About 15 minutes later, I said to my mom, “I’m going to go see what kind of trouble the kids are getting into. They’re too quiet.” I walked down the hall and was looking to my left, to the family room sofa where I half expected to see that they had maybe dozed off. As I entered the room, I realized they were not where I expected to see them. It was as I scanned to the right to see the open sliding glass door that my world tipped. As I moved across the room I could see my young son standing on the top step of the pool, splashing happily in the water. “Get out of the pool,”I yelled, and his face took on the terror-stricken look of a child who has been caught. In that same moment, I saw my beautiful 2-year-old girl floating facedown next to him.

I know it was only a moment, but I will never forget the surreally beautiful halo of golden hair floating around her head. I remember the water gently moving her colorful floral dress against the back of her chubby knees. A part of me seemed to detach and watch the scene unfolding from some remote location. The part of me that was left managed to do things I didn’t know I could do.
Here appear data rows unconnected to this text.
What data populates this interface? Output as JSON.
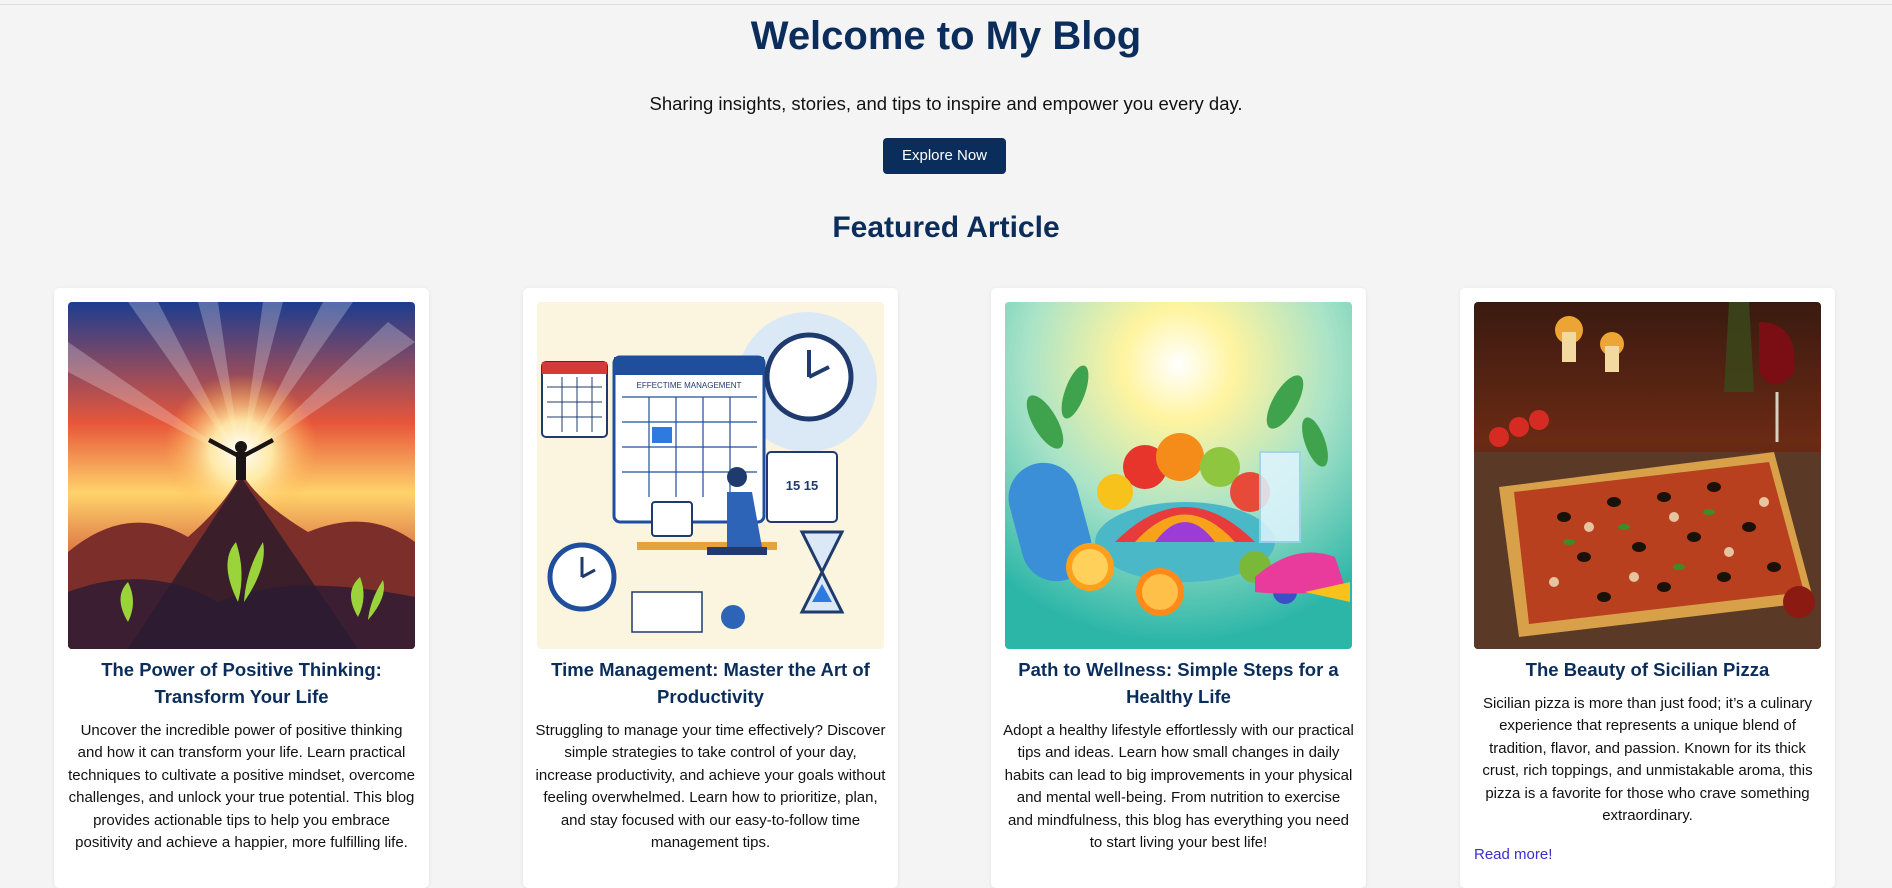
{
  "hero": {
    "title": "Welcome to My Blog",
    "subtitle": "Sharing insights, stories, and tips to inspire and empower you every day.",
    "button_label": "Explore Now"
  },
  "featured_heading": "Featured Article",
  "colors": {
    "primary": "#0b2d5b",
    "link": "#3b2fc9",
    "background": "#f4f4f4"
  },
  "cards": [
    {
      "title": "The Power of Positive Thinking: Transform Your Life",
      "text": "Uncover the incredible power of positive thinking and how it can transform your life. Learn practical techniques to cultivate a positive mindset, overcome challenges, and unlock your true potential. This blog provides actionable tips to help you embrace positivity and achieve a happier, more fulfilling life.",
      "image": "sunrise-mountain-person-illustration"
    },
    {
      "title": "Time Management: Master the Art of Productivity",
      "text": "Struggling to manage your time effectively? Discover simple strategies to take control of your day, increase productivity, and achieve your goals without feeling overwhelmed. Learn how to prioritize, plan, and stay focused with our easy-to-follow time management tips.",
      "image": "time-management-calendar-clock-illustration",
      "image_text": "EFFECTIME MANAGEMENT"
    },
    {
      "title": "Path to Wellness: Simple Steps for a Healthy Life",
      "text": "Adopt a healthy lifestyle effortlessly with our practical tips and ideas. Learn how small changes in daily habits can lead to big improvements in your physical and mental well-being. From nutrition to exercise and mindfulness, this blog has everything you need to start living your best life!",
      "image": "healthy-fruits-wellness-illustration"
    },
    {
      "title": "The Beauty of Sicilian Pizza",
      "text": "Sicilian pizza is more than just food; it’s a culinary experience that represents a unique blend of tradition, flavor, and passion. Known for its thick crust, rich toppings, and unmistakable aroma, this pizza is a favorite for those who crave something extraordinary.",
      "image": "sicilian-pizza-photo",
      "read_more": "Read more!"
    }
  ]
}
I screamed, “Call 9-1-1,” as I scooped her tiny body out of the chilly water. My mom was on the phone calling for help, I was on the floor attempting CPR on my little daughter, and some unknown neighbor had my other two children safely corralled somewhere in the yard. I don’t really remember what happened in the following minutes until first the paramedics, and then the ambulance arrived at our house. I did everything I could do, and suddenly, I wasn’t needed anymore. Suddenly, this miniature human being who had depended on me for everything for 2-1/2 years, didn’t need anything from me anymore. Suddenly there was nothing I could do for her. Suddenly my world was different—everything had changed.

I kept my composure, I think. I called the pastor of my church. A police officer was sent to collect my father from my older daughter’s school where he was helping at a campus workday. That’s about all I remember. I don’t know who called my husband’s work and told him to come home. I don’t know who drove me to the emergency room—I know I wasn’t able to ride in the ambulance. I remember my pastor coming to the hospital, and I remember that I had to make a police statement. I remember that I was given a bag containing my daughter’s wet floral print dress, but I don’t know what happened to it—I don’t have that dress now. I know my husband arrived at the hospital and I know that we prayed.
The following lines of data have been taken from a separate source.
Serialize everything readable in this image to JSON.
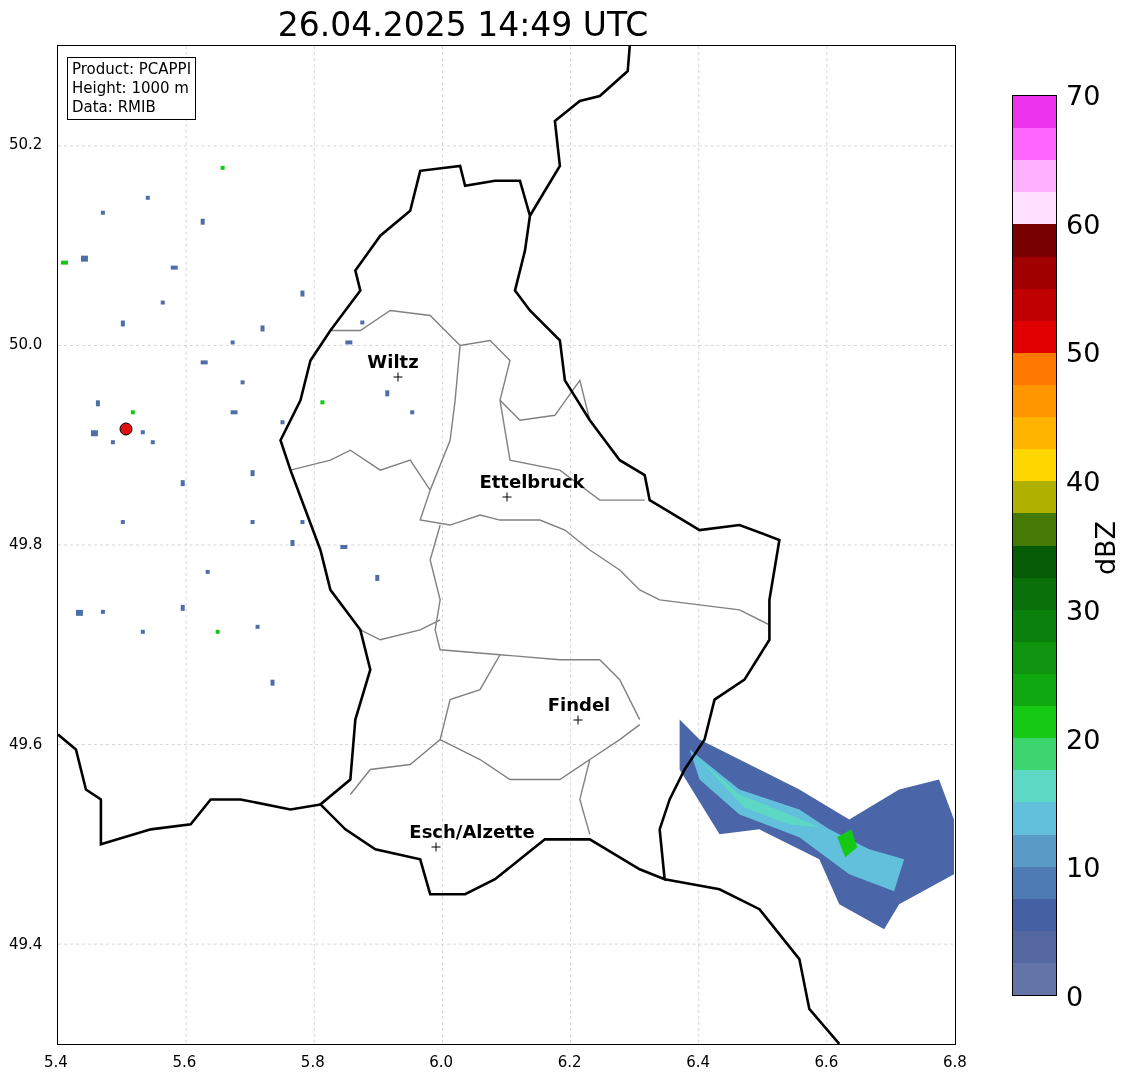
{
  "title": "26.04.2025 14:49 UTC",
  "info_box": [
    "Product: PCAPPI",
    "Height: 1000 m",
    "Data: RMIB"
  ],
  "cities": [
    {
      "name": "Wiltz"
    },
    {
      "name": "Ettelbruck"
    },
    {
      "name": "Findel"
    },
    {
      "name": "Esch/Alzette"
    }
  ],
  "y_ticks": [
    "50.2",
    "50.0",
    "49.8",
    "49.6",
    "49.4"
  ],
  "x_ticks": [
    "5.4",
    "5.6",
    "5.8",
    "6.0",
    "6.2",
    "6.4",
    "6.6",
    "6.8"
  ],
  "colorbar": {
    "label": "dBZ",
    "ticks": [
      "70",
      "60",
      "50",
      "40",
      "30",
      "20",
      "10",
      "0"
    ],
    "bins": [
      {
        "color": "#ee33ee"
      },
      {
        "color": "#ff66ff"
      },
      {
        "color": "#ffb0ff"
      },
      {
        "color": "#ffe0ff"
      },
      {
        "color": "#780000"
      },
      {
        "color": "#a00000"
      },
      {
        "color": "#c00000"
      },
      {
        "color": "#e00000"
      },
      {
        "color": "#ff7800"
      },
      {
        "color": "#ff9600"
      },
      {
        "color": "#ffb400"
      },
      {
        "color": "#ffd700"
      },
      {
        "color": "#b0b000"
      },
      {
        "color": "#467a06"
      },
      {
        "color": "#065c06"
      },
      {
        "color": "#0a700a"
      },
      {
        "color": "#0c800c"
      },
      {
        "color": "#0e940e"
      },
      {
        "color": "#10a810"
      },
      {
        "color": "#14c814"
      },
      {
        "color": "#3cd46c"
      },
      {
        "color": "#5dd8c4"
      },
      {
        "color": "#62c0dc"
      },
      {
        "color": "#5a9ac6"
      },
      {
        "color": "#4e7bb4"
      },
      {
        "color": "#4660a4"
      },
      {
        "color": "#5467a0"
      },
      {
        "color": "#6473a8"
      }
    ]
  }
}
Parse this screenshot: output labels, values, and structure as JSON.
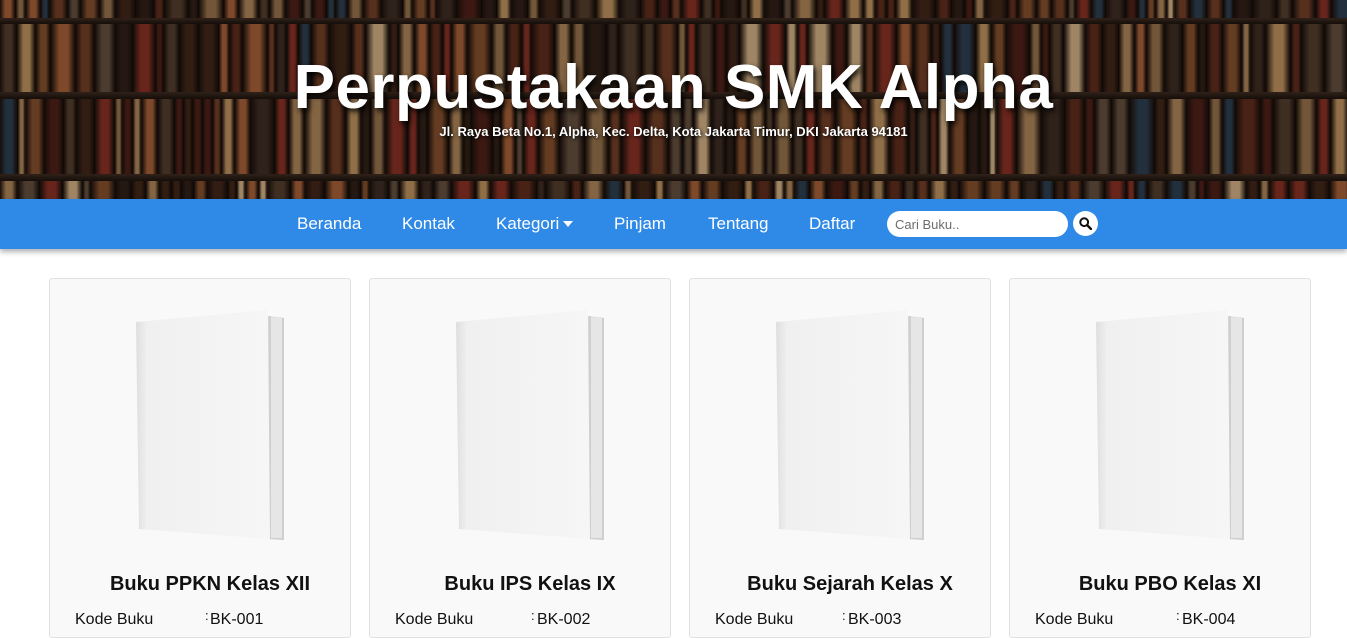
{
  "header": {
    "title": "Perpustakaan SMK Alpha",
    "address": "Jl. Raya Beta No.1, Alpha, Kec. Delta, Kota Jakarta Timur, DKI Jakarta 94181",
    "background": "bookshelf-photo"
  },
  "nav": {
    "items": [
      {
        "label": "Beranda"
      },
      {
        "label": "Kontak"
      },
      {
        "label": "Kategori",
        "icon": "caret-down-icon"
      },
      {
        "label": "Pinjam"
      },
      {
        "label": "Tentang"
      },
      {
        "label": "Daftar"
      }
    ],
    "search": {
      "placeholder": "Cari Buku..",
      "value": "",
      "icon": "search-icon"
    },
    "color": "#2f89e6"
  },
  "books": [
    {
      "title": "Buku PPKN Kelas XII",
      "code_label": "Kode Buku",
      "colon": ":",
      "code": "BK-001"
    },
    {
      "title": "Buku IPS Kelas IX",
      "code_label": "Kode Buku",
      "colon": ":",
      "code": "BK-002"
    },
    {
      "title": "Buku Sejarah Kelas X",
      "code_label": "Kode Buku",
      "colon": ":",
      "code": "BK-003"
    },
    {
      "title": "Buku PBO Kelas XI",
      "code_label": "Kode Buku",
      "colon": ":",
      "code": "BK-004"
    }
  ]
}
My parents took my two older kids back to their house. Another ambulance transported my daughter from the emergency room to a regional children’s hospital. And over the next days and weeks, I began to adjust to a new kind of normal. My world had tipped, turned sideways, dumped me upside down. And after a while I figured out how to breath again, food had taste again, I knew I might someday smile again.
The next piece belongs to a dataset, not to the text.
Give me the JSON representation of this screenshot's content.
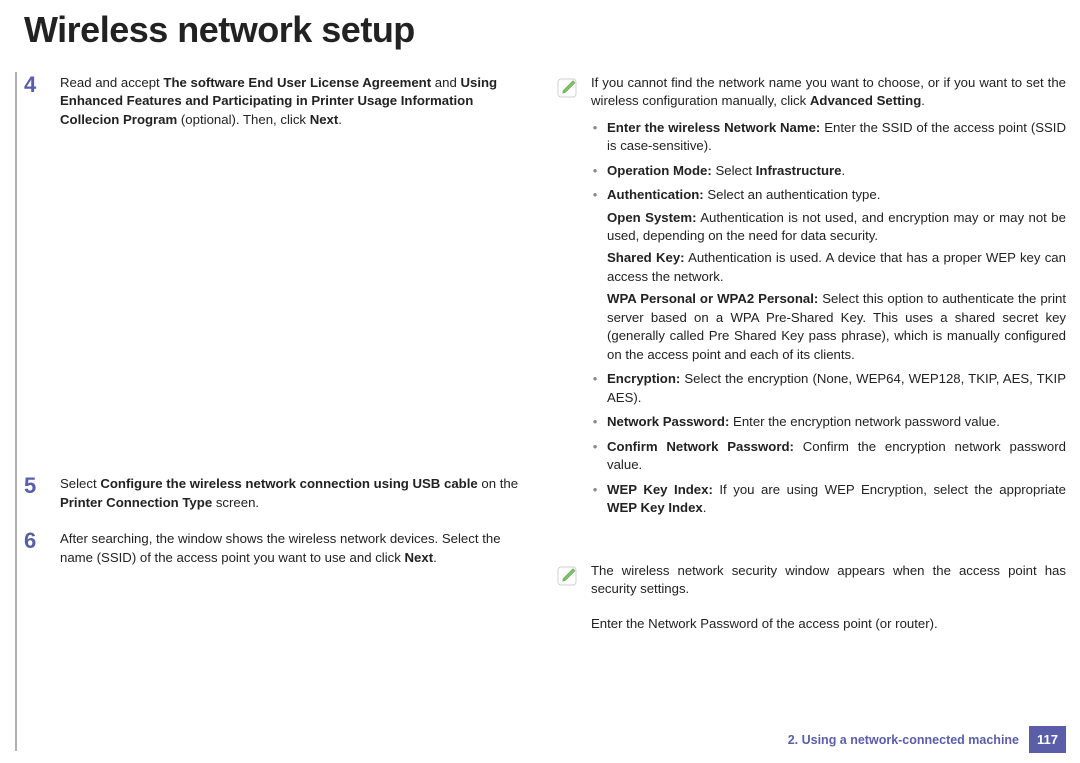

In the 3-1/2 weeks from the accident until she died, I changed. I thought I was weak, but I discovered that I had a strength that kept me going. I thought I was a follower, but I learned that I didn’t need the approval of others when I had important decisions to make. I learned how to hold on to hope, and I leaned how to let go. Throughout the process, there were people around us who were helpful, and some who weren’t. But I learned that I was loved in a way I had never known before.

I would have given anything to make things different. I still would. A part of me wanted to die—I felt I had to go to my angel. But of course, where I was really needed was here. I had two other beautiful children to take care of, and my husband who was hurting as much as I was. I had family and friends who were there for me, and I knew that somehow I had to stay and be there for them too.

It wasn’t like the movies. There was no happy ending; really no ending at all. I still live daily with the pain and regret. I wish things were different, but I have grown accustomed to living in a world that is slightly off kilter. There is never a day that I don’t miss my Emily, but I have adjusted to her being with me only as a memory, a whisper, a dream. It’s a new kind of normal. Nobody said I had to like it.